Mr. Cuomo laid the blame on the C.D.C. and the federal government’s marred efforts ramping up testing capacity to detect the virus early on.

“Nobody knew what they were talking about for a long time,” he said on Monday. “That’s the bottom line here, and the federal government was just plain wrong.”

In a statement, a spokesman for the U.S. Department of Health and Human Services, the agency that houses the C.D.C., dismissed New York’s findings.

“Governor Cuomo’s handpicked investigators are bending the truth to try to absolve him, but the fact remains that no one is to blame for the Covid-19 deaths in New York nursing homes but him,” said Michael Caputo, assistant secretary for public affairs. “Cuomo did not follow sound, science-based federal guidance and he made a grave mistake.”

Nursing home administrators said the report confirmed what they had been saying all along: Despite their best efforts, they were largely powerless to contain the virus.
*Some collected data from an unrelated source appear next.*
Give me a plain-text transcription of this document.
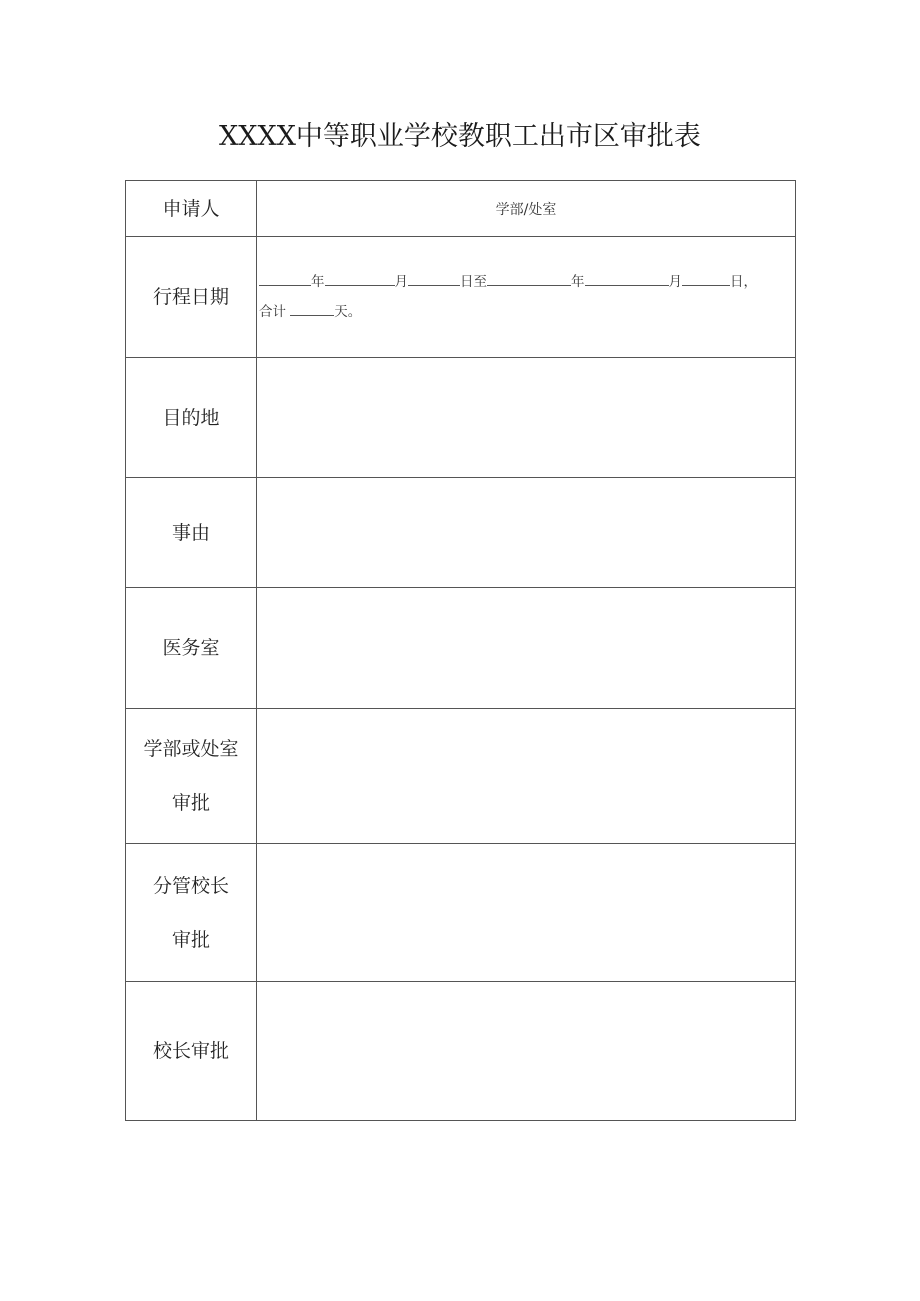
XXXX中等职业学校教职工出市区审批表
申请人	学部/处室
行程日期	年 月 日至 年 月 日，
合计 天。

目的地	
事由	
医务室	

学部或处室
审批	

分管校长
审批	

校长审批	
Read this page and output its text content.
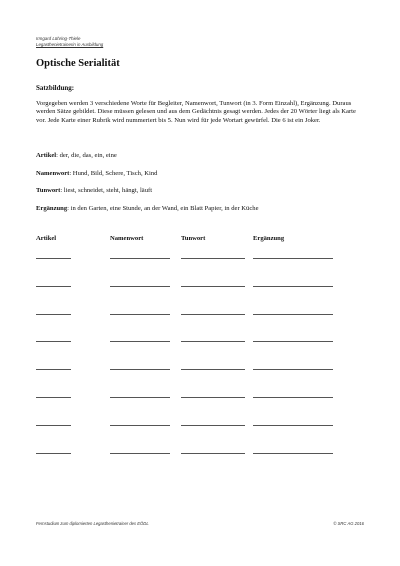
Irmgard Lühring-Thiele
Legasthenietrainerin in Ausbildung
Optische Serialität
Satzbildung:
Vorgegeben werden 3 verschiedene Worte für Begleiter, Namenwort, Tunwort (in 3. Form Einzahl), Ergänzung. Duraus werden Sätze gebildet. Diese müssen gelesen und aus dem Gedächtnis gesagt werden. Jedes der 20 Wörter liegt als Karte vor. Jede Karte einer Rubrik wird nummeriert bis 5. Nun wird für jede Wortart gewürfel. Die 6 ist ein Joker.
Artikel: der, die, das, ein, eine
Namenwort: Hund, Bild, Schere, Tisch, Kind
Tunwort: liest, schneidet, steht, hängt, läuft
Ergänzung: in den Garten, eine Stunde, an der Wand, ein Blatt Papier, in der Küche
Artikel	Namenwort	Tunwort	Ergänzung
Fernstudium zum diplomierten Legasthenietrainer des EÖDL	© SRC AG 2016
Early on, many homes struggled to get enough personal protective equipment or testing for residents and staff.

“In an area with widespread outbreaks, it was already in every facility,” said Jim Clyne, chief executive of LeadingAge New York, a group that represents nonprofit nursing homes. “And if it wasn’t, you were just lucky.”
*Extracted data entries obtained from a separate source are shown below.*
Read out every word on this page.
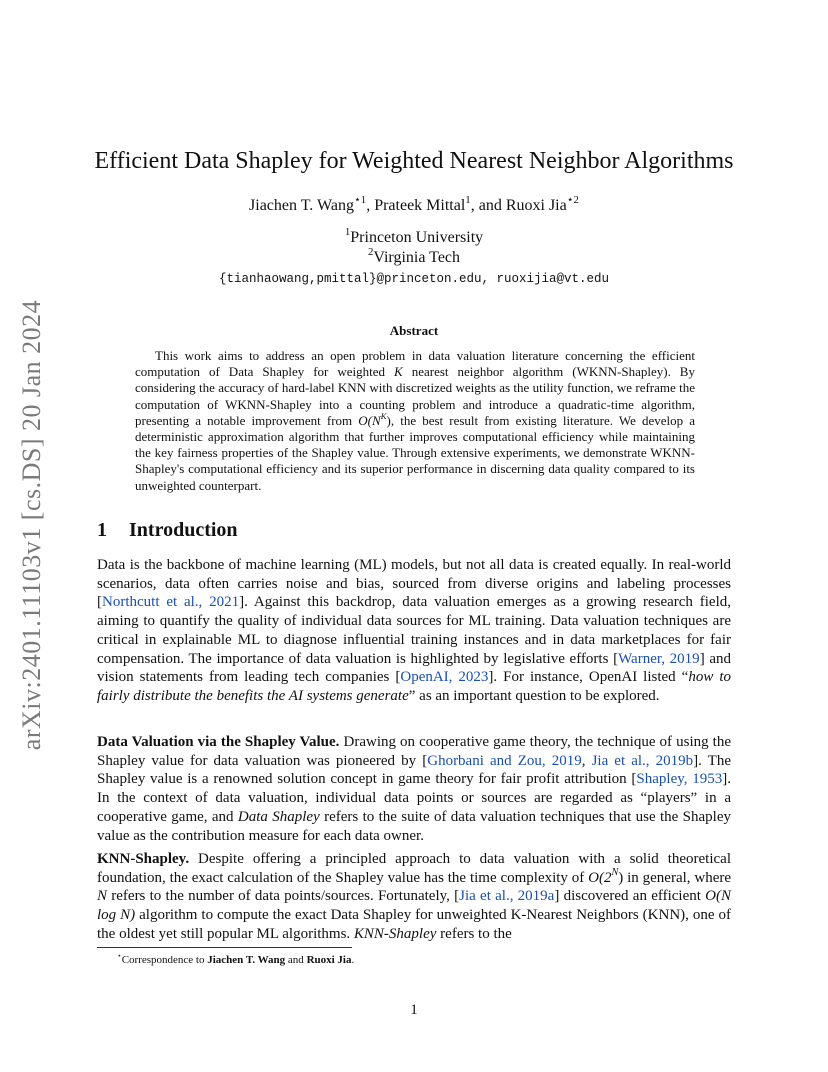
arXiv:2401.11103v1 [cs.DS] 20 Jan 2024
Efficient Data Shapley for Weighted Nearest Neighbor Algorithms
Jiachen T. Wang$^{⋆1}$, Prateek Mittal$^1$, and Ruoxi Jia$^{⋆2}$
$^1$Princeton University
$^2$Virginia Tech
{tianhaowang,pmittal}@princeton.edu, ruoxijia@vt.edu
Abstract

This work aims to address an open problem in data valuation literature concerning the efficient computation of Data Shapley for weighted K nearest neighbor algorithm (WKNN-Shapley). By considering the accuracy of hard-label KNN with discretized weights as the utility function, we reframe the computation of WKNN-Shapley into a counting problem and introduce a quadratic-time algorithm, presenting a notable improvement from $O(N^K)$, the best result from existing literature. We develop a deterministic approximation algorithm that further improves computational efficiency while maintaining the key fairness properties of the Shapley value. Through extensive experiments, we demonstrate WKNN-Shapley's computational efficiency and its superior performance in discerning data quality compared to its unweighted counterpart.

1 Introduction

Data is the backbone of machine learning (ML) models, but not all data is created equally. In real-world scenarios, data often carries noise and bias, sourced from diverse origins and labeling processes [Northcutt et al., 2021]. Against this backdrop, data valuation emerges as a growing research field, aiming to quantify the quality of individual data sources for ML training. Data valuation techniques are critical in explainable ML to diagnose influential training instances and in data marketplaces for fair compensation. The importance of data valuation is highlighted by legislative efforts [Warner, 2019] and vision statements from leading tech companies [OpenAI, 2023]. For instance, OpenAI listed “how to fairly distribute the benefits the AI systems generate” as an important question to be explored.

Data Valuation via the Shapley Value. Drawing on cooperative game theory, the technique of using the Shapley value for data valuation was pioneered by [Ghorbani and Zou, 2019, Jia et al., 2019b]. The Shapley value is a renowned solution concept in game theory for fair profit attribution [Shapley, 1953]. In the context of data valuation, individual data points or sources are regarded as “players” in a cooperative game, and Data Shapley refers to the suite of data valuation techniques that use the Shapley value as the contribution measure for each data owner.

KNN-Shapley. Despite offering a principled approach to data valuation with a solid theoretical foundation, the exact calculation of the Shapley value has the time complexity of $O(2^N)$ in general, where N refers to the number of data points/sources. Fortunately, [Jia et al., 2019a] discovered an efficient O(N log N) algorithm to compute the exact Data Shapley for unweighted K-Nearest Neighbors (KNN), one of the oldest yet still popular ML algorithms. KNN-Shapley refers to the

⋆Correspondence to Jiachen T. Wang and Ruoxi Jia.
1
Credit...Victor J. Blue for The New York Times

The report found nursing home quality had little to do with fatalities; in fact, nursing homes with high Medicare quality ratings had higher mortality rates than those with lower quality ratings. Location, and the rate of community spread, were the more likely predictor of deaths, the report said.

Some advocates for nursing home residents questioned that finding, saying that true quality indicators, like staffing levels and a facility’s infection control policies, matter immensely.

“It’s frankly troubling that the Health Department would go out of their way to protect the industry that has showed that it fails residents on a day-to-day basis,” said Richard Mollot, executive director of the Long Term Care Community Coalition. “These deaths were not inevitable.”

Legislators in Albany are planning to soon hold wide-ranging public hearings on the nursing home situation in New York, including Mr. Cuomo’s handling of the crisis. They have pressed for an independent probe into the governor’s response, and many have dismissed the Cuomo administration’s report as not truly independent, reliable or far-reaching enough.

Assemblyman Richard N. Gottfried, a Democrat and the chair of the Assembly health committee, said an outside entity should investigate the situation in nursing homes, not the Health Department or the state attorney general, as Mr. Cuomo recently directed them to do.

“The problems in our nursing homes were there long before Covid-19 — problems like inadequate staffing, inadequate enforcement,” he said. “To me that’s what we need to be focusing on, not whether the March 25 order was the right thing, but what are the conditions in our nursing homes.”

Danielle Ivory contributed reporting.